Physical activity is very important for a number of reasons – including that it helps to protect the structure and function of our brain as we age. This may be key in reducing the risk of developing certain neurodegenerative conditions, such as Alzheimer’s disease.
Though researchers have known about the protective effect of exercise for many years, exactly why it has this effect on the brain has remained a mystery. But a recent study published in the Journal of Neuroscience might shed some light on this puzzle. According to its findings, physical activity alters the activity of the brain’s immune cells, which lowers inflammation in the brain.

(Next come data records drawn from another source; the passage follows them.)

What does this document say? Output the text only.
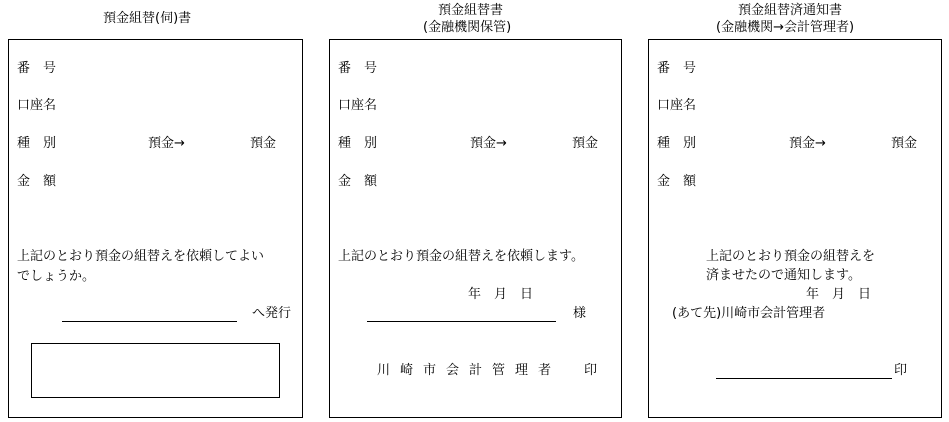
預金組替(伺)書
番　号
口座名
種　別	預金→	預金
金　額
上記のとおり預金の組替えを依頼してよい
でしょうか。
へ発行
預金組替書
(金融機関保管)
番　号
口座名
種　別	預金→	預金
金　額
上記のとおり預金の組替えを依頼します。
年　月　日
様
川崎市会計管理者　印
預金組替済通知書
(金融機関→会計管理者)
番　号
口座名
種　別	預金→	預金
金　額
上記のとおり預金の組替えを
済ませたので通知します。
年　月　日
(あて先)川崎市会計管理者
印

The brain contains a class of special immune cells known as microglia, which constantly survey the brain tissue for damage or infection, and clear away debris or dying cells. Microglia also help direct the production of new neurons (nerve cells in the brain which communicate and send messages to other cells) via a process called neurogenesis, which is linked with learning and memory.
But in order for microglia to step up and do their job, they need to switch from a resting state to an activated state. Signals from pathogens (such as a virus) or from damaged cells will activate the microglia. This changes their shape and causes them to produce pro-inflammatory molecules – allowing them to resolve and repair damage or infection.
However, microglia can also be inappropriately activated as we age, causing chronic brain inflammation and impairing neurogenesis. This inflammation has been suggested as a reason why brain function often declines with age, and these changes can be even worse in the case of neurodegenerative conditions such as Alzheimer’s.